Am späten Nachmittag fand eine persönliche Ehrung Max Skladanowskys in der Reichsfilmkammer statt, bei der ihm Reichsminister Dr. Goebbels sein Bild durch Ministerialrat Seeger überreichen ließ.

Bei diesem Festakt hielt der Präsident der Reichsfilmkammer, Prof. Dr. Lehnich, eine Ansprache, die wir nachfolgend im Wortlaut wiedergeben, weil sie mit bemerkenswerter Klarheit die so oft angeschnittene Frage der „Erfindung der Kinematographie" behandelt und mit aller Deutlichkeit ausspricht, welche Verdienste sich Skladanowsky erworben hat und worin die Bedeutung seiner Arbeiten zu erblicken ist.

Mit diesen Ausführungen, so meinen wir, hat der Präsident der Reichsfilmkammer, ohne in den oft mit Leidenschaft geführten Streit um und mit Skladanowsky einzugreifen oder auch nur Stellung zu ihm zu nehmen, doch mit seiner Ansprache die Entscheidung in diesen Streitfragen gefällt und alle etwa weiter geplanten Auseinandersetzungen über diesen Fall gegenstandslos gemacht. Prof. Dr. Lehnich führte folgendes aus:

„Ich danke Ihnen, daß Sie gerade an diesem Tage so zahlreich meiner Einladung gefolgt sind.
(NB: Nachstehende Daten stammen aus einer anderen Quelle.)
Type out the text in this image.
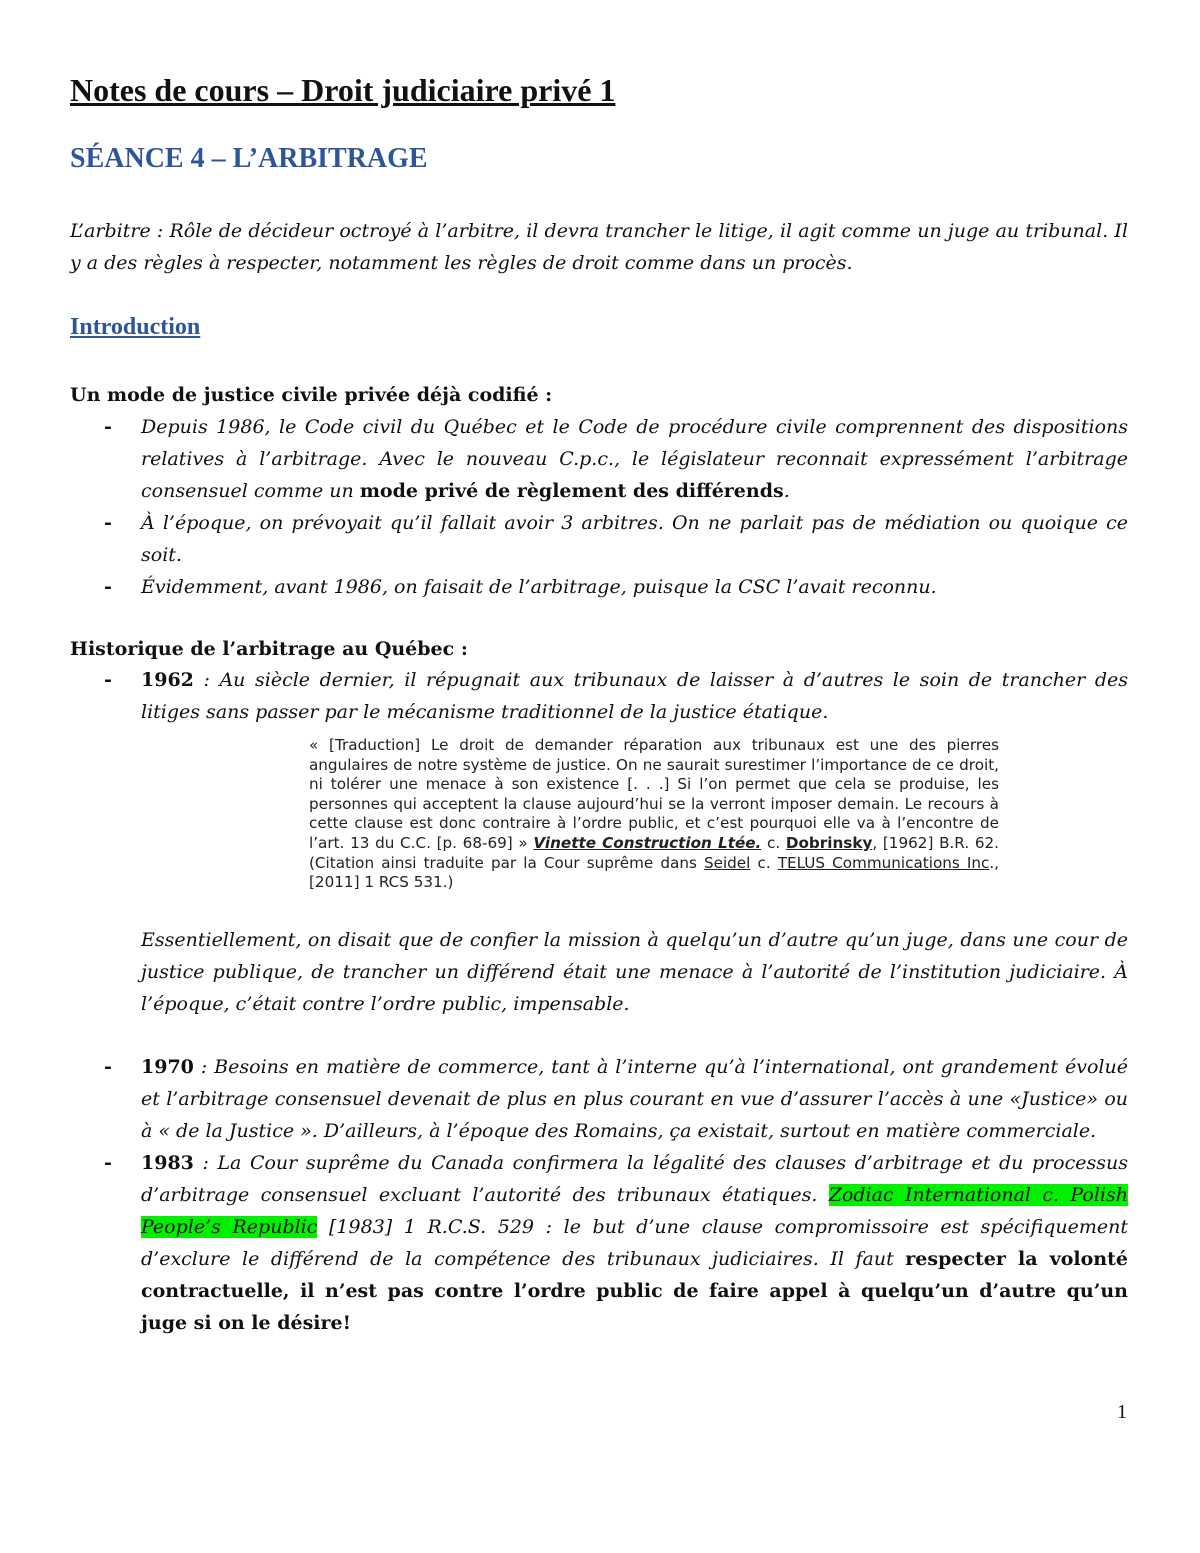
Notes de cours – Droit judiciaire privé 1
SÉANCE 4 – L’ARBITRAGE

L’arbitre : Rôle de décideur octroyé à l’arbitre, il devra trancher le litige, il agit comme un juge au tribunal. Il y a des règles à respecter, notamment les règles de droit comme dans un procès.

Introduction

Un mode de justice civile privée déjà codifié :

- Depuis 1986, le Code civil du Québec et le Code de procédure civile comprennent des dispositions relatives à l’arbitrage. Avec le nouveau C.p.c., le législateur reconnait expressément l’arbitrage consensuel comme un mode privé de règlement des différends.
- À l’époque, on prévoyait qu’il fallait avoir 3 arbitres. On ne parlait pas de médiation ou quoique ce soit.
- Évidemment, avant 1986, on faisait de l’arbitrage, puisque la CSC l’avait reconnu.

Historique de l’arbitrage au Québec :

- 1962 : Au siècle dernier, il répugnait aux tribunaux de laisser à d’autres le soin de trancher des litiges sans passer par le mécanisme traditionnel de la justice étatique.

« [Traduction] Le droit de demander réparation aux tribunaux est une des pierres angulaires de notre système de justice. On ne saurait surestimer l’importance de ce droit, ni tolérer une menace à son existence [. . .] Si l’on permet que cela se produise, les personnes qui acceptent la clause aujourd’hui se la verront imposer demain. Le recours à cette clause est donc contraire à l’ordre public, et c’est pourquoi elle va à l’encontre de l’art. 13 du C.C. [p. 68-69] » Vinette Construction Ltée. c. Dobrinsky, [1962] B.R. 62. (Citation ainsi traduite par la Cour suprême dans Seidel c. TELUS Communications Inc., [2011] 1 RCS 531.)

Essentiellement, on disait que de confier la mission à quelqu’un d’autre qu’un juge, dans une cour de justice publique, de trancher un différend était une menace à l’autorité de l’institution judiciaire. À l’époque, c’était contre l’ordre public, impensable.

- 1970 : Besoins en matière de commerce, tant à l’interne qu’à l’international, ont grandement évolué et l’arbitrage consensuel devenait de plus en plus courant en vue d’assurer l’accès à une «Justice» ou à « de la Justice ». D’ailleurs, à l’époque des Romains, ça existait, surtout en matière commerciale.
- 1983 : La Cour suprême du Canada confirmera la légalité des clauses d’arbitrage et du processus d’arbitrage consensuel excluant l’autorité des tribunaux étatiques. Zodiac International c. Polish People’s Republic [1983] 1 R.C.S. 529 : le but d’une clause compromissoire est spécifiquement d’exclure le différend de la compétence des tribunaux judiciaires. Il faut respecter la volonté contractuelle, il n’est pas contre l’ordre public de faire appel à quelqu’un d’autre qu’un juge si on le désire!
1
Ich begrüße die Vertreter der Behörden, der Partei, der Presse und alle Vertreter des deutschen Filmes.

Wir haben uns hier versammelt, um die vierzigste Wiederkehr eines Ereignisses festlich zu begehen, das für immer ein Markstein in der Geschichte des Filmwesens darstellen wird.

Die am heutigen Tage an dem Gebäude des Wintergartens enthüllte Gedenktafel hält nunmehr die Erinnerung daran wach, daß am 1. November 1895 der Deutsche Max Skladanowsky, unterstützt von seinem Bruder Emil Skladanowsky, zum erstenmal in aller Oeffentlichkeit das veranstaltet hat, was man als eine Kinovorführung bezeichnen kann.

Es kann nicht meine Aufgabe sein, im einzelnen auf die verwickelten technischen Zusammenhänge und die voneinander getrennte Pionierarbeit einer Reihe ausgezeichneter Techniker des In- und Auslandes einzugehen, aus deren Ergebnis dann eines Tages wie ein Wunder das dagestanden hat, was aus dem Leben der Kulturwelt heute nicht mehr wegzudenken ist: die Kinematographie.

In meiner Eigenschaft als Präsident der Reichsfilmkammer muß ich mit besonderem Nachdruck zwei Tatsachen feststellen: Einmal verbietet es das Verantwortungsgefühl vor der geschichtlichen Wahrheit, irgend jemandem Verdienste zuzumessen, die ihm nicht gebühren und die mit den durch die Forschung erwiesenen Tatsachen nicht im Einklang stehen.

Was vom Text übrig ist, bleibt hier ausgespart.